By 2050, a majority of U.S. coastal areas—including urban centers such as Baltimore, Philadelphia, San Francisco, and Boston—will likely be threatened by 30 or more days of flooding each year due to dramatically accelerating sea level rise, according to a new study by the National Oceanic and Atmospheric Administration (NOAA).
The paper, “From the Extreme to the Mean: Acceleration and Tipping Points for Coastal Inundation due to Sea Level Rise,” was published Thursday in the American Geophysical Union’s online peer-reviewed journal Earth’s Future.
Taking into account recent projections for global sea level rise as well as local factors such as frequency of storms and the settling or sinking of land, the NOAA scientists found that ‘nuisance flooding’—defined by NOAA’s National Weather Service as flooding between one to two feet above local high tide—will cross a tipping point over the next several decades.

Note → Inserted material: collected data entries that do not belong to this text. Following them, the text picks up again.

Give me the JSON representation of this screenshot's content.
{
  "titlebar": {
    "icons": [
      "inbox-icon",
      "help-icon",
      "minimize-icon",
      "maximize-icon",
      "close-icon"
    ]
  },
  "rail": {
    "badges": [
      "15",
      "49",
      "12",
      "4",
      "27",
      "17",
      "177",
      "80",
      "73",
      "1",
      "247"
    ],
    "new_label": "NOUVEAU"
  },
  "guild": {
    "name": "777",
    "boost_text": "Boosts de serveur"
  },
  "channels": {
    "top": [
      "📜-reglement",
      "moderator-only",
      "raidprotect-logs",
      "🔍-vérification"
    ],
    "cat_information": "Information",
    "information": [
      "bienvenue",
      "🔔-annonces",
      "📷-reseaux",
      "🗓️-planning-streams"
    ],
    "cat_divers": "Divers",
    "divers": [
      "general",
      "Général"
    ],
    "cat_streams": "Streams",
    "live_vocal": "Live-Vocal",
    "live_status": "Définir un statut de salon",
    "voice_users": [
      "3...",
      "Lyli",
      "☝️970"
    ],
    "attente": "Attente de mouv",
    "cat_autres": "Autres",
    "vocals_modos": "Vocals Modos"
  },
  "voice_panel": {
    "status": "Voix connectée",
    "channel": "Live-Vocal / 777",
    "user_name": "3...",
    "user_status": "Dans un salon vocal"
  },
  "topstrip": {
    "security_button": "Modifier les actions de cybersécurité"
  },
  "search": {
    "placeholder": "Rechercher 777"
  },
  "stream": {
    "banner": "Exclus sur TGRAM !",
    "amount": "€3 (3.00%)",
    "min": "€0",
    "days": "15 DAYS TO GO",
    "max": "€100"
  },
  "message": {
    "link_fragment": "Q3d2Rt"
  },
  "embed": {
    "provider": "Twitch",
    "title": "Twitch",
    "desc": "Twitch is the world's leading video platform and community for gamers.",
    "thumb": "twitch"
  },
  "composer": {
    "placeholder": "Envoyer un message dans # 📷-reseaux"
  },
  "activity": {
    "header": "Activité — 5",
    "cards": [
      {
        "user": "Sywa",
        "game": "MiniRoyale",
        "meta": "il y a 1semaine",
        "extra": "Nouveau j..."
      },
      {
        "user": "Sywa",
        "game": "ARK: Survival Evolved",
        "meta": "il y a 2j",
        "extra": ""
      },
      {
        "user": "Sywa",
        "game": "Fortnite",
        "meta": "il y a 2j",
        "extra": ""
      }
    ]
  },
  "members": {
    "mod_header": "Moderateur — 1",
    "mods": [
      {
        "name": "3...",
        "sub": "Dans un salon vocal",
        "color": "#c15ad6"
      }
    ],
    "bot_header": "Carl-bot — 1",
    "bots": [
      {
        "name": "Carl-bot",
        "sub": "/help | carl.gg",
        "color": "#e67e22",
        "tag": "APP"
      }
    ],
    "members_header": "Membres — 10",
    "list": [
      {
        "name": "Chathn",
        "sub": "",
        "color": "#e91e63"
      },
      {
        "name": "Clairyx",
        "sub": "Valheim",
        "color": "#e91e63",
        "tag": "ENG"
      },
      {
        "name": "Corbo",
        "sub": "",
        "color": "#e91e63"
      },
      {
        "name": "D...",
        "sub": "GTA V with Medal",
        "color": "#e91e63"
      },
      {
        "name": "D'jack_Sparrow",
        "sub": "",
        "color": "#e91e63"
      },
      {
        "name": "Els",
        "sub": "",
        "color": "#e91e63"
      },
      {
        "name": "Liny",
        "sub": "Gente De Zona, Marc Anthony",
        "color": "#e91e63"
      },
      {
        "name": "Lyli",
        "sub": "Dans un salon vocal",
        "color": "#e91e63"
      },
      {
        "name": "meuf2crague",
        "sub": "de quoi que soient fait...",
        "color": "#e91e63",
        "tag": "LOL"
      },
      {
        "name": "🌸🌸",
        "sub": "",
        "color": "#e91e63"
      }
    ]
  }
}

“Coastal communities are beginning to experience sunny-day nuisance or urban flooding, much more so than in decades past,” said NOAA oceanographer William Sweet, who co-authored the paper. “This is due to sea level rise. Unfortunately, once impacts are noticed, they will become commonplace rather quickly. We find that in 30 to 40 years, even modest projections of global sea level rise—1½ feet by the year 2100—will increase instances of daily high tide flooding to a point requiring an active, and potentially costly response, and by the end of this century, our projections show that there will be near-daily nuisance flooding in most of the locations that we reviewed.”